LAS VEGAS (KLAS) — They say that good fences make good neighbors, but apparently the kind of fence is just as important to horse owners who live along the border of the new Tule Springs Fossil Beds National Monument.

An informational meeting Thursday night about how to make suggestions for the budding park bogged down in a debate about the National Park Service’s fence design. The meeting played out at the Clark County Shooting Complex at the north end of Decatur Boulevard, with a handful of vocal residents sitting alongside volunteers from a group called Protectors of Tule Springs.

Longtime area residents complained that their access to favorite riding trails is being lost as fencing goes up to try to keep ATV and motorcycle riders out of sensitive areas. The park was created to preserve fossils, including mammoths, ancient camels, saber-toothed cats, dire wolves, ground sloths, bison, North American lions — and horses. And now, as the park service looks ahead to recreational and educational uses of the monument, horses are a big part of the discussion.

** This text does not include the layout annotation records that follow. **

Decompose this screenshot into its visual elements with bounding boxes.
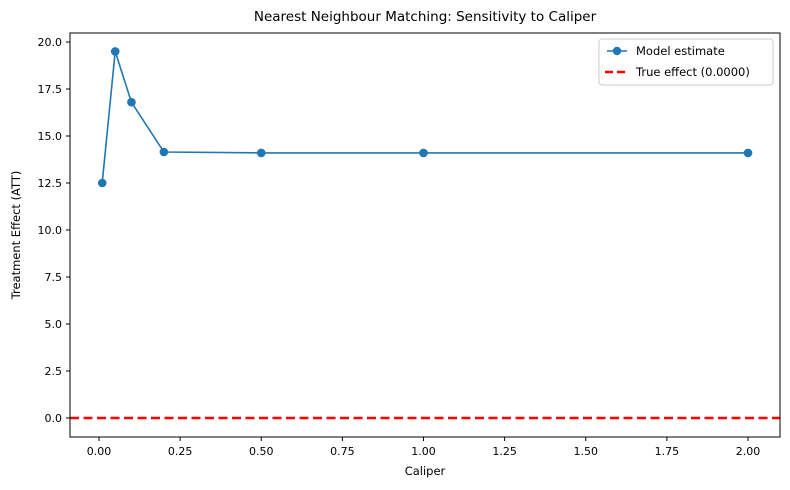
y-tick-label: 10.0 xyxy=(38,224,63,237)
legend-item-model-estimate: Model estimate xyxy=(607,44,725,58)
x-tick-label: 1.50 xyxy=(574,445,599,458)
y-axis-ticks: 0.0 2.5 5.0 7.5 10.0 12.5 15.0 17.5 20.0 xyxy=(38,36,70,425)
y-tick-label: 5.0 xyxy=(45,318,63,331)
x-tick-label: 0.50 xyxy=(249,445,274,458)
legend-label: Model estimate xyxy=(636,44,725,58)
axes-background xyxy=(70,33,780,437)
x-tick-label: 0.75 xyxy=(330,445,355,458)
x-tick-label: 1.75 xyxy=(655,445,680,458)
chart-title: Nearest Neighbour Matching: Sensitivity … xyxy=(254,9,597,25)
legend-item-true-effect: True effect (0.0000) xyxy=(605,65,750,79)
x-tick-label: 2.00 xyxy=(736,445,761,458)
y-tick-label: 12.5 xyxy=(38,177,63,190)
legend: Model estimate True effect (0.0000) xyxy=(598,38,774,86)
data-point-marker xyxy=(127,97,136,107)
y-tick-label: 2.5 xyxy=(45,365,63,378)
plot-area xyxy=(69,32,781,438)
data-point-marker xyxy=(743,148,753,158)
legend-label: True effect (0.0000) xyxy=(635,65,750,79)
y-tick-label: 17.5 xyxy=(38,83,63,96)
data-point-marker xyxy=(97,178,107,188)
y-tick-label: 0.0 xyxy=(45,412,63,425)
model-estimate-series xyxy=(97,47,753,188)
x-tick-label: 1.25 xyxy=(492,445,517,458)
x-axis-label: Caliper xyxy=(405,464,446,478)
x-axis-ticks: 0.00 0.25 0.50 0.75 1.00 1.25 1.50 1.75 2.00 xyxy=(87,437,761,458)
data-point-marker xyxy=(110,47,120,56)
axes-frame xyxy=(69,32,781,438)
y-tick-label: 20.0 xyxy=(38,36,63,49)
y-tick-label: 15.0 xyxy=(38,130,63,143)
circle-marker-icon xyxy=(612,46,622,56)
data-point-marker xyxy=(159,147,169,157)
x-tick-label: 0.00 xyxy=(87,445,112,458)
data-point-marker xyxy=(256,148,266,158)
y-tick-label: 7.5 xyxy=(45,271,63,284)
x-tick-label: 1.00 xyxy=(411,445,436,458)
x-tick-label: 0.25 xyxy=(168,445,193,458)
legend-box xyxy=(598,38,774,86)
data-point-marker xyxy=(419,148,428,158)
y-axis-label: Treatment Effect (ATT) xyxy=(9,171,23,301)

Post-and-cable fences used by the park service for decades are an important part of preserving the fossils now, but residents say they aren’t safe around horses. Many of the fences were originally put in place by the Bureau of Land Management before the national monument even existed.

If a horse bolts, the fences aren’t that easy to see — which can result in severe injuries to the horse and danger to the rider. It has happened already, according to people who were at Thursday’s meeting. They say the park should use chain link fences to keep ATVs out.

But representatives of the park service said chain link fences are often cut, opening the way for motorized vehicles and trash dumping.

Accusations leveled at park managers amped up at that point, with residents looking to cast blame. Protectors of Tule Springs volunteers tried to diffuse the conflict by inviting residents to use established channels to provide input to monument staff, and to volunteer for patrol units.

Volunteers and monument officials emphasized that the meeting was set up to get public input. To comment as the “General Management Plan” is devised, submit your feedback on this webpage. A draft of the plan is due early next year, with final approval in the spring of 2024.

More information about the park is available in a recent newsletter:

The national monument covers 22,650 acres in the north valley, stretching along the upper Las Vegas Wash. The Park Service knows it has a lot of work ahead as the valley continues to fill up and housing developments continue to expand along U.S. 95., including housing that’s currently under construction at the exit for Mt. Charleston.

But Thursday’s meeting pointed to more pressing problems presented by people who have lived next to the site for years. As officials tried to move on to other topics they needed to cover in the two-hour meeting, it was clear that the argument wasn’t over — at least, not as far as horse owners were concerned.